Venafro conquista il primo posto in Molise ai Comuni Ricicloni 2026 grazie a una raccolta differenziata al 79,9% e a un secco residuo di 66,6 kg per abitante

venafro comuni ricicloniVENAFRO – Venafro ha ottenuto il primo posto in Molise nella categoria dei comuni tra 5.000 e 15.000 abitanti alla XXXIII edizione di Comuni Ricicloni, l’iniziativa di Legambiente che premia le migliori esperienze italiane nella gestione sostenibile dei rifiuti.

Risultati raggiunti

Secondo il dossier Comuni Ricicloni 2026:

  • la raccolta differenziata ha raggiunto il 79,9%;
  • il secco residuo si attesta a 66,6 kg per abitante all’anno.

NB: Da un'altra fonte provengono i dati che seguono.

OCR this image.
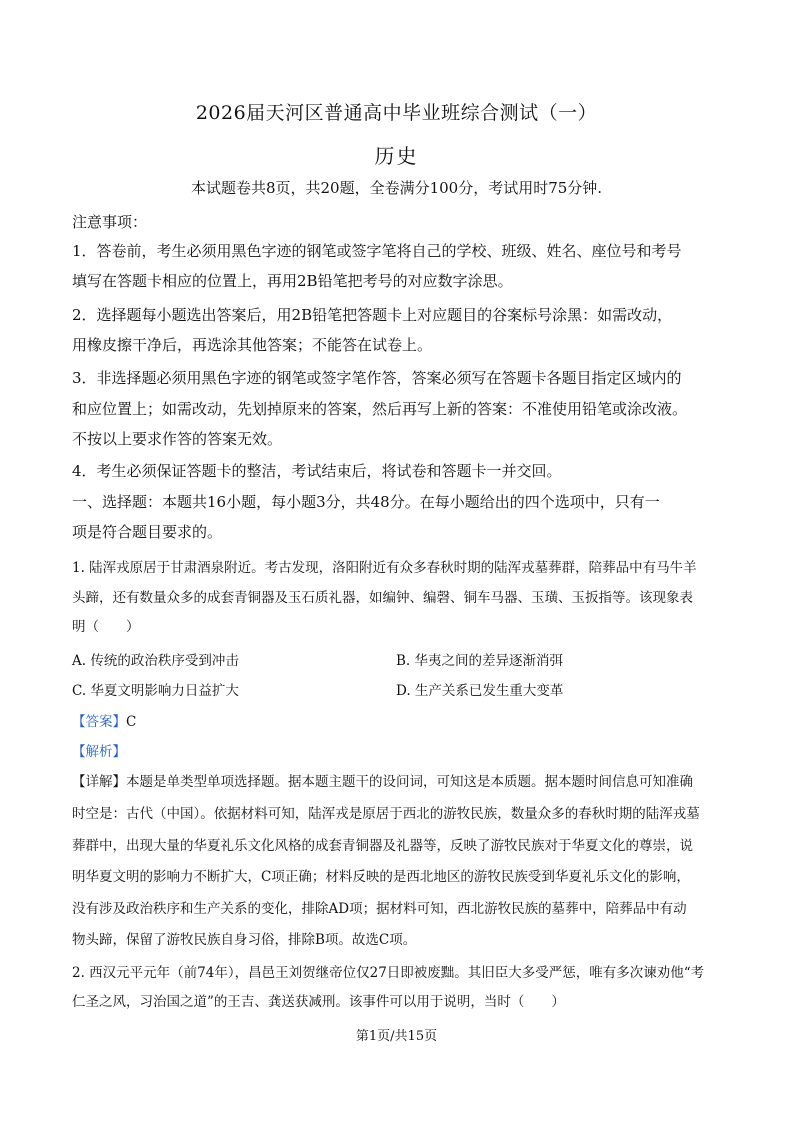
2026届天河区普通高中毕业班综合测试（一）
历史
本试题卷共8页，共20题，全卷满分100分，考试用时75分钟.
注意事项：
1．答卷前，考生必须用黑色字迹的钢笔或签字笔将自己的学校、班级、姓名、座位号和考号
填写在答题卡相应的位置上，再用2B铅笔把考号的对应数字涂思。
2．选择题每小题选出答案后，用2B铅笔把答题卡上对应题目的谷案标号涂黑：如需改动，
用橡皮擦干净后，再选涂其他答案；不能答在试卷上。
3．非选择题必须用黑色字迹的钢笔或签字笔作答，答案必须写在答题卡各题目指定区域内的
和应位置上；如需改动，先划掉原来的答案，然后再写上新的答案：不准使用铅笔或涂改液。
不按以上要求作答的答案无效。
4．考生必须保证答题卡的整洁，考试结束后，将试卷和答题卡一并交回。
一、选择题：本题共16小题，每小题3分，共48分。在每小题给出的四个选项中，只有一
项是符合题目要求的。
1. 陆浑戎原居于甘肃酒泉附近。考古发现，洛阳附近有众多春秋时期的陆浑戎墓葬群，陪葬品中有马牛羊
头蹄，还有数量众多的成套青铜器及玉石质礼器，如编钟、编磬、铜车马器、玉璜、玉扳指等。该现象表
明（　　）
A. 传统的政治秩序受到冲击	B. 华夷之间的差异逐渐消弭
C. 华夏文明影响力日益扩大	D. 生产关系已发生重大变革
【答案】C
【解析】
【详解】本题是单类型单项选择题。据本题主题干的设问词，可知这是本质题。据本题时间信息可知准确
时空是：古代（中国）。依据材料可知，陆浑戎是原居于西北的游牧民族，数量众多的春秋时期的陆浑戎墓
葬群中，出现大量的华夏礼乐文化风格的成套青铜器及礼器等，反映了游牧民族对于华夏文化的尊崇，说
明华夏文明的影响力不断扩大，C项正确；材料反映的是西北地区的游牧民族受到华夏礼乐文化的影响，
没有涉及政治秩序和生产关系的变化，排除AD项；据材料可知，西北游牧民族的墓葬中，陪葬品中有动
物头蹄，保留了游牧民族自身习俗，排除B项。故选C项。
2. 西汉元平元年（前74年），昌邑王刘贺继帝位仅27日即被废黜。其旧臣大多受严惩，唯有多次谏劝他“考
仁圣之风，习治国之道”的王吉、龚送获减刑。该事件可以用于说明，当时（　　）
第1页/共15页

Si tratta di numeri che collocano Venafro tra i comuni più virtuosi a livello nazionale.

La premiazione

La cerimonia si è svolta a Roma durante l’Ecoforum, uno dei principali appuntamenti italiani dedicati all’economia circolare. Presenti:

  • il Sindaco Alfredo Ricci,
  • il Presidente del Consiglio comunale Dario Ottaviano,
  • l’Assessore all’Ambiente Oscar Simeone.

Il percorso di trasformazione

Il sindaco Ricci ha ricordato che nel 2020 Venafro aveva una raccolta differenziata ferma al 17%, con un sistema tradizionale basato sui cassonetti stradali e alcune zone servite dal porta a porta. La scelta, avviata in piena pandemia, di estendere il porta a porta a tutta la città ha richiesto impegno, confronto e talvolta difficoltà, ma ha portato a un miglioramento radicale: oggi la raccolta differenziata è all’80% e il comune rientra nei parametri richiesti da Legambiente per i Comuni Ricicloni.

Ricci ha sottolineato anche le sfide ancora aperte:

  • contrasto agli abbandoni stradali, complicato da limiti normativi e difficoltà di controllo del territorio;
  • necessità di continuare a investire in tecnologie e collaborazione tra uffici, Polizia Municipale e ditta;
  • obiettivo di ridurre le tariffe, affinché i cittadini possano beneficiare concretamente dei risultati raggiunti.

Significato del riconoscimento

Il primo posto ottenuto da Venafro conferma il valore delle buone pratiche e dimostra come un cambiamento culturale nella gestione dei rifiuti possa contribuire in modo concreto agli obiettivi dell’economia circolare e della sostenibilità.